Sunday, November 30, 2008
The TREC 2008 Blog track workshop
We just came back from Gaithersburg a few days ago. It was a nice (and cold!) week at the TREC 2008 conference. Besides presenting the main results of our participation in the Blog, Enterprise, and Relevance Feedback tracks, we had fruitful discussions at the Blog track workshop regarding the directions of the track for 2009.
It was a consensus among the attendees that opinion retrieval and polarity detection are still open, relevant problems. Yet a few groups managed to deploy interesting techniques that achieved consistent opinion retrieval performances across several strongly performing baselines in the track this year, polarity detection approaches looked rather naive. It was suggested that polarity detection be investigated at a finer granularity (e.g., at the sentence rather than the document level).
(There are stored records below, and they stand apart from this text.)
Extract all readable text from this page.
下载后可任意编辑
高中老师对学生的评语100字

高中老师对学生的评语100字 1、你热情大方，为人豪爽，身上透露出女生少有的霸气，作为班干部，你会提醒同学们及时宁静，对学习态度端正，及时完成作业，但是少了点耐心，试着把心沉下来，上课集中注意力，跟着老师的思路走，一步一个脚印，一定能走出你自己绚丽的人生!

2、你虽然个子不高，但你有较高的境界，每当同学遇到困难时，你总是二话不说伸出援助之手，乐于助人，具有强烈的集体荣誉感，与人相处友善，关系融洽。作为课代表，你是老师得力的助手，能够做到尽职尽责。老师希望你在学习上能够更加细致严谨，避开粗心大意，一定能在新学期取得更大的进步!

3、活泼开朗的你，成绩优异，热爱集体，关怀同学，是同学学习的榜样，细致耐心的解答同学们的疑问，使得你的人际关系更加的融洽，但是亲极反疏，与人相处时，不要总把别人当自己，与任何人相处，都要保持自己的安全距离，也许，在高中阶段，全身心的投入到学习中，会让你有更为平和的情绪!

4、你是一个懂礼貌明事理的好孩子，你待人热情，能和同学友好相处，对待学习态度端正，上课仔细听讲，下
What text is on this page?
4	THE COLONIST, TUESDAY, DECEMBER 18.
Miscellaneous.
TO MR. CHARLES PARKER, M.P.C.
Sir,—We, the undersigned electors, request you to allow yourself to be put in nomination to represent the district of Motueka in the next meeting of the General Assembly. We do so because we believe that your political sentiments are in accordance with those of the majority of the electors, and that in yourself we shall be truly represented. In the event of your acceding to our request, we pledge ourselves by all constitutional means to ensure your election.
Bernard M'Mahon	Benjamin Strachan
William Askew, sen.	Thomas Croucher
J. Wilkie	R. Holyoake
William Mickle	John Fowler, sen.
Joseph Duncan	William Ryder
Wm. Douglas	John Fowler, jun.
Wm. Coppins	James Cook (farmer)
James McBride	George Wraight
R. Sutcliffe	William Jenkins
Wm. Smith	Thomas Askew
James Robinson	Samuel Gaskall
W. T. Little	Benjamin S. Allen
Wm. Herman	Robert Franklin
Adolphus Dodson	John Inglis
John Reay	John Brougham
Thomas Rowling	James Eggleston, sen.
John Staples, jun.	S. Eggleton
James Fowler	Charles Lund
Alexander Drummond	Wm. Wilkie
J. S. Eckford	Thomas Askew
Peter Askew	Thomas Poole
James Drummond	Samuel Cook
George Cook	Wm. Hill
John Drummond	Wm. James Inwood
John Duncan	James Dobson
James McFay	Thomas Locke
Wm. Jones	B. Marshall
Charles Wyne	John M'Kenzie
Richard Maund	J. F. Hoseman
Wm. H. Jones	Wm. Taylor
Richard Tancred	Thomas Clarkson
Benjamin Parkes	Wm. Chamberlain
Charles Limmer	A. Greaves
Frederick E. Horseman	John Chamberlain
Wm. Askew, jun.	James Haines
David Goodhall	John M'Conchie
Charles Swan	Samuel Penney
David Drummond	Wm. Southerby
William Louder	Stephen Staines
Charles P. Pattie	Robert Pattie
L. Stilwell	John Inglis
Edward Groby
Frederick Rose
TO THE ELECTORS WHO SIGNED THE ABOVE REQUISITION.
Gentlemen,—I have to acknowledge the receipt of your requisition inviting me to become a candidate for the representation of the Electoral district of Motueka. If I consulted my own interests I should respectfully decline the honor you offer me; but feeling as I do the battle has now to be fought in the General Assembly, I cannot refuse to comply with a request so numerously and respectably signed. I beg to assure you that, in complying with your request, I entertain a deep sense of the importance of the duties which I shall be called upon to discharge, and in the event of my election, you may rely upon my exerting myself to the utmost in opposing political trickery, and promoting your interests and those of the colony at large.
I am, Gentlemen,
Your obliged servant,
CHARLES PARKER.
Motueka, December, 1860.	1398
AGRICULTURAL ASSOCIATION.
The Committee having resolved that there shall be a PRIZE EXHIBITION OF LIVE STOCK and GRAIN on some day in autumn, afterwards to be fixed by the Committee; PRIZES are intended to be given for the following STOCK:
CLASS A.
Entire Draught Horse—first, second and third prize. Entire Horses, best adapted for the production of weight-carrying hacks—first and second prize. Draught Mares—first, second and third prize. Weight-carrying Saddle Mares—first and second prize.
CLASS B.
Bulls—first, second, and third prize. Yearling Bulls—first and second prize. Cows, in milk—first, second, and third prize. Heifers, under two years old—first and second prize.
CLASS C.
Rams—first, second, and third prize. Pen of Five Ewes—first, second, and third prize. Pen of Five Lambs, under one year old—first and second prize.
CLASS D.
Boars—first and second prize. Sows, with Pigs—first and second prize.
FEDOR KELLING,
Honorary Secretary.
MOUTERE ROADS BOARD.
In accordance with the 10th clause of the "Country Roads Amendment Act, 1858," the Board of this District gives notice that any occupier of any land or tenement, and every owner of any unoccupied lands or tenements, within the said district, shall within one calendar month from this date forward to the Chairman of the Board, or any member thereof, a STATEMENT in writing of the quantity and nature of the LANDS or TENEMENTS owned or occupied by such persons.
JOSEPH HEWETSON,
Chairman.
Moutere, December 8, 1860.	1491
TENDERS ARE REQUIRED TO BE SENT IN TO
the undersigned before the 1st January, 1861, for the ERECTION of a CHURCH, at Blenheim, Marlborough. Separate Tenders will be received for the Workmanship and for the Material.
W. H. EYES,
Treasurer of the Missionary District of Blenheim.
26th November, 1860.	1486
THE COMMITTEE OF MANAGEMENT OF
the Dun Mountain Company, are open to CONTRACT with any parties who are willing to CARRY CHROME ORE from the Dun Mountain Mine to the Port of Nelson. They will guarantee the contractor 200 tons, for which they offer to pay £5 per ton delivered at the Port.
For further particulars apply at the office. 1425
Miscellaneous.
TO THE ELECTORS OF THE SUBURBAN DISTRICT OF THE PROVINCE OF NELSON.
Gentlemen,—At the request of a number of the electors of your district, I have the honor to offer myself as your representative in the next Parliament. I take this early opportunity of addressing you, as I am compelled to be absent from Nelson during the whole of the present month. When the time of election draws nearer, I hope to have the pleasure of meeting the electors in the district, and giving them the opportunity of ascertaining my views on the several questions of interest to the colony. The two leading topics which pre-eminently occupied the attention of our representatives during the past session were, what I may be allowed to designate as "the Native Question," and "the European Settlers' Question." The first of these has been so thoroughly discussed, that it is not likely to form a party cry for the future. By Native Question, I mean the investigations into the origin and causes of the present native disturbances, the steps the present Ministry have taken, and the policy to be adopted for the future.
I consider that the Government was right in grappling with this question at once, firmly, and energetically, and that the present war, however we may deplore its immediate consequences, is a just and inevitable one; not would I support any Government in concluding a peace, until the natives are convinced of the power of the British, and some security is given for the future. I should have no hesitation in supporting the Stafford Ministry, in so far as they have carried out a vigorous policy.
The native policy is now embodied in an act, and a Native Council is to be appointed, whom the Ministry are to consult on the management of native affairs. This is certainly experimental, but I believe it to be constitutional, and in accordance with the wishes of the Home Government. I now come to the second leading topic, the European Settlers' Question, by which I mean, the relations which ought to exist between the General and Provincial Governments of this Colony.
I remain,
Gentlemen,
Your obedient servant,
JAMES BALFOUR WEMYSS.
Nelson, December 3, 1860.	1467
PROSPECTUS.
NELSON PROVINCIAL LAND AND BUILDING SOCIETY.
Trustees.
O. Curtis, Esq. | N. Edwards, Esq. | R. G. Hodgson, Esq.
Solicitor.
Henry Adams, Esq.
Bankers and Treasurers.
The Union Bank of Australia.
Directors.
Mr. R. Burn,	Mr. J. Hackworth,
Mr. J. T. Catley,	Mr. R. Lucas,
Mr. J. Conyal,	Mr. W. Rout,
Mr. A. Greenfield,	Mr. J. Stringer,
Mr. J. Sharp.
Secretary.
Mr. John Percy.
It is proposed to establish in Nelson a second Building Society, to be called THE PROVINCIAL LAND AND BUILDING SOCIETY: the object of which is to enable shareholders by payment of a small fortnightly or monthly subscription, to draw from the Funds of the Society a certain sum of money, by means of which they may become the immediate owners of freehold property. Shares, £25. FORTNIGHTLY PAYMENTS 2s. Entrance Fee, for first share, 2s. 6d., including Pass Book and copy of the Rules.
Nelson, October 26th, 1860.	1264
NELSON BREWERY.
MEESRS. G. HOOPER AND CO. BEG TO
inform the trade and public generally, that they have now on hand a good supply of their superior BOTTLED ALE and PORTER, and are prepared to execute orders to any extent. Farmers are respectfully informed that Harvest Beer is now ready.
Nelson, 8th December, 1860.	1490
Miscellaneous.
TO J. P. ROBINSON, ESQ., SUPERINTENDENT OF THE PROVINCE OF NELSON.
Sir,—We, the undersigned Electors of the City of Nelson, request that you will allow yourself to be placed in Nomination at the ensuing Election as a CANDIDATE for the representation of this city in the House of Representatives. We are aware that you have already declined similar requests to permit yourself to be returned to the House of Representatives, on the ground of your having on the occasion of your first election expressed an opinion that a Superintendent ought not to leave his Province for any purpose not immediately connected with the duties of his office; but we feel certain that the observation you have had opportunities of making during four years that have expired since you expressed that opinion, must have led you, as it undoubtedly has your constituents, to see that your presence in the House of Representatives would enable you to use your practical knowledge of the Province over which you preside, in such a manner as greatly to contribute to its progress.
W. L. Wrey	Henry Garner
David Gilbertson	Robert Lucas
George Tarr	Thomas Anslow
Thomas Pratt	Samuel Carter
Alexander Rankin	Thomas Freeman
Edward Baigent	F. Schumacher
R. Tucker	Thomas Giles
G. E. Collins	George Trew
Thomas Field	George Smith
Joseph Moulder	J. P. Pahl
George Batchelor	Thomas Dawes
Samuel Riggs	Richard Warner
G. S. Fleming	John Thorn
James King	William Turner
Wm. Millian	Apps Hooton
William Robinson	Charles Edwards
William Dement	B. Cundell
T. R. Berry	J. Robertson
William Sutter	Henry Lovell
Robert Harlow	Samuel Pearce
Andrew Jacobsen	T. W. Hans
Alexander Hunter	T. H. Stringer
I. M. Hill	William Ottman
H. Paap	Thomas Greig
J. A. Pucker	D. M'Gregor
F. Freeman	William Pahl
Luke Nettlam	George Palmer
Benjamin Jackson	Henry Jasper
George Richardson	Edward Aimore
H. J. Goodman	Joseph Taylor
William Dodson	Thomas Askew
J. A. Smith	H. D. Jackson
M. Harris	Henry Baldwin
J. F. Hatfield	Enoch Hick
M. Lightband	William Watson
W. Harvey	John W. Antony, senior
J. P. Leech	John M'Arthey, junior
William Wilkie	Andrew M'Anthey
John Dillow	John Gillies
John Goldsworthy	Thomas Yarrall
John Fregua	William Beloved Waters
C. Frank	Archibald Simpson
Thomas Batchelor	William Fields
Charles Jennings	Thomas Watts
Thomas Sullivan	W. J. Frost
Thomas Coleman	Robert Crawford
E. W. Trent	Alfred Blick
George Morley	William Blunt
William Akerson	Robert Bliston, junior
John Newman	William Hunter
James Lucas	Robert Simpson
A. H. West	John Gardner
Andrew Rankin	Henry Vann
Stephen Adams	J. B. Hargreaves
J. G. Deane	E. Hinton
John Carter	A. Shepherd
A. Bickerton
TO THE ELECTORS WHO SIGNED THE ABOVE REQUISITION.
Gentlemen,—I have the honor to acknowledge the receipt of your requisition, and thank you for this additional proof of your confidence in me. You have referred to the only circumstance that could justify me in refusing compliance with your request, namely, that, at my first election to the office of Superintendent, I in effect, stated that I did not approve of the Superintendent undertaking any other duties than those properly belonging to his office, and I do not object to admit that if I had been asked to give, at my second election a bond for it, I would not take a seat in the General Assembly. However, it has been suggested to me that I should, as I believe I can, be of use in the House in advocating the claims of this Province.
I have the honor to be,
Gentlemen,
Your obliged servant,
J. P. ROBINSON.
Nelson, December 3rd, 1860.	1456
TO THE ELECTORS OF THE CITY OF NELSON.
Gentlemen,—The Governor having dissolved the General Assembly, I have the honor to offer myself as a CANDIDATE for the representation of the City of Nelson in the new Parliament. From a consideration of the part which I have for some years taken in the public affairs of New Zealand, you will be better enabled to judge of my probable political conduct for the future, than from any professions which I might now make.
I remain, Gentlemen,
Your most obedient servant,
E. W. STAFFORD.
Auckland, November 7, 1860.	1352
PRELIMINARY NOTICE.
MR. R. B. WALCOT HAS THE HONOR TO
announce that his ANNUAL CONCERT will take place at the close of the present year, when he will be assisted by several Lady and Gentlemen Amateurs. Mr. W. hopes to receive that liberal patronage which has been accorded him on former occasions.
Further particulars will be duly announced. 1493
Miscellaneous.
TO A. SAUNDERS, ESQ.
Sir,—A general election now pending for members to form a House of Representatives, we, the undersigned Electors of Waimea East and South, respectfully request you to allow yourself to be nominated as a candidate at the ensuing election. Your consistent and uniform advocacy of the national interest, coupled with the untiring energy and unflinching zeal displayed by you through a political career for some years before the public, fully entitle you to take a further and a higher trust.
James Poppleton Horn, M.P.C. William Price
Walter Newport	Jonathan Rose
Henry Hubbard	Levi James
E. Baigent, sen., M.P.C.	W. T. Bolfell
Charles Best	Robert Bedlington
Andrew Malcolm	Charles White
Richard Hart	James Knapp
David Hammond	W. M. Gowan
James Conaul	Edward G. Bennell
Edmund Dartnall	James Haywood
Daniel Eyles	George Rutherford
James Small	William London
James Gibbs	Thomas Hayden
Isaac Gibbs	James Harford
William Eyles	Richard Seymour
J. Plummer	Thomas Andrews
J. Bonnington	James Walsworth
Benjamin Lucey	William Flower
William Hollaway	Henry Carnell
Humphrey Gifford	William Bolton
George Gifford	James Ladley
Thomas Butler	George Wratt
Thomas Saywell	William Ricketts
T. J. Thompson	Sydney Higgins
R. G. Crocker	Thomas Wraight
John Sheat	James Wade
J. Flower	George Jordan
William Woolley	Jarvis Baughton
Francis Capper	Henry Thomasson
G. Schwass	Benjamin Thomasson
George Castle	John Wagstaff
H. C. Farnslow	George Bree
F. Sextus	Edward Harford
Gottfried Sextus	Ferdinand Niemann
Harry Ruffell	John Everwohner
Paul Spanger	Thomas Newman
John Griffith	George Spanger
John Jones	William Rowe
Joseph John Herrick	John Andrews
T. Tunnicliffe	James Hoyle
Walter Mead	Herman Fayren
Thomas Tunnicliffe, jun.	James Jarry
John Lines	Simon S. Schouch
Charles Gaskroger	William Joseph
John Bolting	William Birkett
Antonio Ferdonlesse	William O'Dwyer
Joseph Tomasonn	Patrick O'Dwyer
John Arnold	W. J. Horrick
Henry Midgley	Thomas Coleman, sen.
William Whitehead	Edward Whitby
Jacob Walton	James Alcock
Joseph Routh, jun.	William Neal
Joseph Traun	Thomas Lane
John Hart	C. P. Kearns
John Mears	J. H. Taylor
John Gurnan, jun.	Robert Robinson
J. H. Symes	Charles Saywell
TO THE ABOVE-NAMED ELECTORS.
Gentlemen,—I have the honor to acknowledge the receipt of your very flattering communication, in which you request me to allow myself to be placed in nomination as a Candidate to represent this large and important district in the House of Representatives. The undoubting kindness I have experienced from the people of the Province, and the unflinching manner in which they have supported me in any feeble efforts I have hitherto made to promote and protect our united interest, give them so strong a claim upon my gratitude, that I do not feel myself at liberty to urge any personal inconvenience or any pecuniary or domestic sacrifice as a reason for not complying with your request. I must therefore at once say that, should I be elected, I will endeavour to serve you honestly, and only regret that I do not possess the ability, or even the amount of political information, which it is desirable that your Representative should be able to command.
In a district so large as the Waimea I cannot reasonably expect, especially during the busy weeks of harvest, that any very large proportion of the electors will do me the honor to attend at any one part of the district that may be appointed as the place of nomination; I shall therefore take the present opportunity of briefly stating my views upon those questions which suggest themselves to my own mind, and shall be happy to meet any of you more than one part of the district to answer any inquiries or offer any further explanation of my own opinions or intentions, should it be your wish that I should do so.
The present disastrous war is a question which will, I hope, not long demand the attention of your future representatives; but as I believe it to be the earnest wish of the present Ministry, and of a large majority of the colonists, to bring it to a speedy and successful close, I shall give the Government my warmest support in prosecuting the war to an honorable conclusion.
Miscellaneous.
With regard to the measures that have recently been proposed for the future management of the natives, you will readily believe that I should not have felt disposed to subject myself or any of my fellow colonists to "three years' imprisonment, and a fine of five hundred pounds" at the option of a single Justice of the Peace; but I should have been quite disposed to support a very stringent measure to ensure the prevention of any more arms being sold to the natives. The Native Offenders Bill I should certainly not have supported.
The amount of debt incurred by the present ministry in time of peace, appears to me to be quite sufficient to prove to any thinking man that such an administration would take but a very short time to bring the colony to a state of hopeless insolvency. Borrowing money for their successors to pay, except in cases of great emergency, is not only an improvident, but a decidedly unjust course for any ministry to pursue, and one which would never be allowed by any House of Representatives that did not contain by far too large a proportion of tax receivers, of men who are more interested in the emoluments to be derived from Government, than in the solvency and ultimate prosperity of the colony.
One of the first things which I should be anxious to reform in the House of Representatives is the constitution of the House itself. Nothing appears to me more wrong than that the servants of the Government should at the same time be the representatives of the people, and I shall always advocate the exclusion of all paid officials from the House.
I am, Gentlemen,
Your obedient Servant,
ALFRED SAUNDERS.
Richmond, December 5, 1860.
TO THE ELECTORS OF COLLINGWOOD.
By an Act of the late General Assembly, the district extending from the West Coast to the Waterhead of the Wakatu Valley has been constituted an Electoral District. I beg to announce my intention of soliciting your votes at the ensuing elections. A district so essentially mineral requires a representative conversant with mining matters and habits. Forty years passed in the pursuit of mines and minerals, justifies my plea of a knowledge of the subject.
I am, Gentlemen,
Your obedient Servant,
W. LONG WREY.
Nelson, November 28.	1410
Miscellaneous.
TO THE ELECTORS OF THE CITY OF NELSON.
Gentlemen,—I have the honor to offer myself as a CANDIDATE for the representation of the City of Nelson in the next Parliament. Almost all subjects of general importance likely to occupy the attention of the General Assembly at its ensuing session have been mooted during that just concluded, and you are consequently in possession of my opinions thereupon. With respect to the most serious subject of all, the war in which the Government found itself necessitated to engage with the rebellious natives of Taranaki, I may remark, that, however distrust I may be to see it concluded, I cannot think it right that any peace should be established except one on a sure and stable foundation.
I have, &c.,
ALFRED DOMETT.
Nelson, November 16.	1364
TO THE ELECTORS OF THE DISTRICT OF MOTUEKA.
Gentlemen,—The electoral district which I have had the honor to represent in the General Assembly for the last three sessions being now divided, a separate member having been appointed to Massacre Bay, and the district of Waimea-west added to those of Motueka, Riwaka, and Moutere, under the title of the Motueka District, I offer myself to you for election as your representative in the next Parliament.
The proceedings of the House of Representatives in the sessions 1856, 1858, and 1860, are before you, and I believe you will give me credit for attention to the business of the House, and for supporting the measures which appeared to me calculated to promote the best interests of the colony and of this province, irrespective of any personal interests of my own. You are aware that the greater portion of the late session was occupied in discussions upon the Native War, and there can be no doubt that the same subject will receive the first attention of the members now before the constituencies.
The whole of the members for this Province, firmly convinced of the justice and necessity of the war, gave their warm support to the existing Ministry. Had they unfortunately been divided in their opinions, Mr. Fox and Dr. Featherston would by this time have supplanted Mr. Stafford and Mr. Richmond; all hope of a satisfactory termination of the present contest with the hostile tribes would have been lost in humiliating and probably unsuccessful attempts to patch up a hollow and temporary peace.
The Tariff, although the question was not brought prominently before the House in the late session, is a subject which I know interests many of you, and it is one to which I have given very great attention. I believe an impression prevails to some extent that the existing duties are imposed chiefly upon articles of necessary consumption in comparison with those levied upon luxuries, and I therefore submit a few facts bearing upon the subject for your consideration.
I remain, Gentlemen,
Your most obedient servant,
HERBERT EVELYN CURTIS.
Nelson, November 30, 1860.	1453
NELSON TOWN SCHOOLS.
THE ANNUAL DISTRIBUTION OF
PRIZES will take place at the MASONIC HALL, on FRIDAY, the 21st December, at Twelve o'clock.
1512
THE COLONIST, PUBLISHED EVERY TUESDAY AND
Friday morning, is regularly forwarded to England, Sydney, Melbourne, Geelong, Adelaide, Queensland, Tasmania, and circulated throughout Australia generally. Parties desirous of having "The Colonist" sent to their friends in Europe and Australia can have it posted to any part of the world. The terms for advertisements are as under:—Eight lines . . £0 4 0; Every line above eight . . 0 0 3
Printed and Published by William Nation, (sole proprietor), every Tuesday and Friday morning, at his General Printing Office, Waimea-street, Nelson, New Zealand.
This, however, could result in crossing the boundaries with respect to the TAC conference.
Nonetheless, believing that, after three years, the Blog track has contributed a comprehensive experimental setting for those who wish to continue investigating these search scenarios, the organisers decided to discontinue the opinion finding and polarity tasks, at least in their current format. Instead, they propose to investigate the opinionated nature of blogs as one of many interesting facets of a broader search task. This task extends the current blog distillation task by moving beyond topic relevance and introducing different requirements in order to qualify "good" blogs, i.e., blogs that have a recurrent interest in a given topic and that also fulfil a set of predefined "facets". This way, for instance, one could search for humorous blogs about the government, or opinionated blogs about whisky.
Besides this faceted blog distillation task, a second task was considered relevant and worth investigating by the workshop attendees, namely, tracking stories on the blogosphere. The aim is to investigate how stories emerge and evolve along the time frame of the blog corpus. It was also noted that this task could be linked to a news search task so as to draw a connection between stories published on the blogosphere and on the mainstream media.
As pointed out, however, the 11-weeks time frame of the Blogs06 collection does not adequately support the story tracking task. Furthermore, the availability of a more representative sample of the blogosphere is an important step towards addressing blog search as a social media problem. For such, a new corpus will be used in 2009, with a much larger size and time frame.
For those who did not attend the Blog track workshop at TREC, please feel free to post your comments about the proposed tasks for 2009.
Hope you all join us in the TREC 2009 Blog track!